Torcida brasileira dá espetáculo na largada da Copa do Mundo no País, embala a vitória da Seleção e mostra que será a grande protagonista deste Mundial

Débora Crivellaro (debora@istoe.com.br)
Faltam cerca de 30 minutos para o início da festa de abertura da Copa do Mundo e dona Irene está recostada na bancada do banheiro feminino, no terceiro andar da Arena São Paulo. Enquanto reclama da água rarefeita das torneiras, a auxiliar de limpeza comenta que, apesar de estar tão perto da celebração, não poderá assistir ao espetáculo que acontecerá a poucos metros dali e será visto por milhares de pessoas ao vivo e 3,5 bilhões pela tevê. “O encarregado não nos deixa sair daqui”, diz ela, para logo depois abrir um sorriso confiante. “Mas vou dar um jeitinho, afinal, sou brasileira.” O orgulho e a alegria de dona Irene são os mesmos que contagiaram a população nos últimos dias e culminaram com o ensolarado 12 de junho de 2014. Tão ansiado e tão temido.

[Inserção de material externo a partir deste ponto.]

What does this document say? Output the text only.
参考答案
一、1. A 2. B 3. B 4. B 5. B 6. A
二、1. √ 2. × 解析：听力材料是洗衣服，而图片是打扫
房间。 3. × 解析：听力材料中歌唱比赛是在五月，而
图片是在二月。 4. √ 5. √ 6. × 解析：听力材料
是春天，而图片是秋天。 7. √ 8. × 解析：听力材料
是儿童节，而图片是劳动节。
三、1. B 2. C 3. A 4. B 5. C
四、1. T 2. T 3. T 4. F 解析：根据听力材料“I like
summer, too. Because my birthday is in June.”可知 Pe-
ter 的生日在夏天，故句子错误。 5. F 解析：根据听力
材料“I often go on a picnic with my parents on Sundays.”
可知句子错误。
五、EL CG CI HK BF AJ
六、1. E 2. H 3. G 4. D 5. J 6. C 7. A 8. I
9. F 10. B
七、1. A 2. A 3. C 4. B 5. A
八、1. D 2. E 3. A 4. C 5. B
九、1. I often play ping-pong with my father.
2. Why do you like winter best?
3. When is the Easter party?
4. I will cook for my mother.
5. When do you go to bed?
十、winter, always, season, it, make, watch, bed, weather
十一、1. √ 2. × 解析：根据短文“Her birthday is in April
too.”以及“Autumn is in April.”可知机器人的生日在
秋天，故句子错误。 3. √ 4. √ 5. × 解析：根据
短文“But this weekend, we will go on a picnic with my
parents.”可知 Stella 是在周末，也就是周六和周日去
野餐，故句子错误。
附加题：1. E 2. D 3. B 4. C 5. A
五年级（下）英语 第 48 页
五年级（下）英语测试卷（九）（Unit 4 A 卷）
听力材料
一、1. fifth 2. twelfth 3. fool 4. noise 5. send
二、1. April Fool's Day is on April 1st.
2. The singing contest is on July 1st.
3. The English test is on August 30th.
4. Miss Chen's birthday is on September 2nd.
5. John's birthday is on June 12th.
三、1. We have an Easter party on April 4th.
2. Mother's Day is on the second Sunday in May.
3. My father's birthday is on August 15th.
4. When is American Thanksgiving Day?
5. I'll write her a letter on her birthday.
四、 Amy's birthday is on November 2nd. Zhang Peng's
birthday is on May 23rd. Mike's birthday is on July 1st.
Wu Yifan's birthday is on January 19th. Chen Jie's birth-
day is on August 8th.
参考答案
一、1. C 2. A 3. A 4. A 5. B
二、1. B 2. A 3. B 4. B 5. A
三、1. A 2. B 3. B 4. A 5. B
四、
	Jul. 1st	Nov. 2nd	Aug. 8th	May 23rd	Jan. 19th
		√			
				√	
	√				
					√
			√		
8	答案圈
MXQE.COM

Nestes sete anos de preparação para o Mundial no Brasil, o País foi açodado por críticas – pertinentes – de mau uso dos recursos públicos e de construção de obras de utilidade duvidosa. O período de preparação da competição terminou, aos 47 minutos do segundo tempo, para usar o jargão do futebol, com menos da metade do que foi programado entregue. E o mês de junho, exatamente um ano depois das manifestações históricas de 2013, em que se questionava, entre outras coisas, a validade da Copa no Brasil, chegou com o gosto amargo da dúvida: como a população acolherá este Mundial? Se havia alguma incerteza, ela foi completamente dissipada nos primeiros raios da manhã da quinta-feira 12, quando o País acordou verde e amarelo para receber e se exibir para o mundo.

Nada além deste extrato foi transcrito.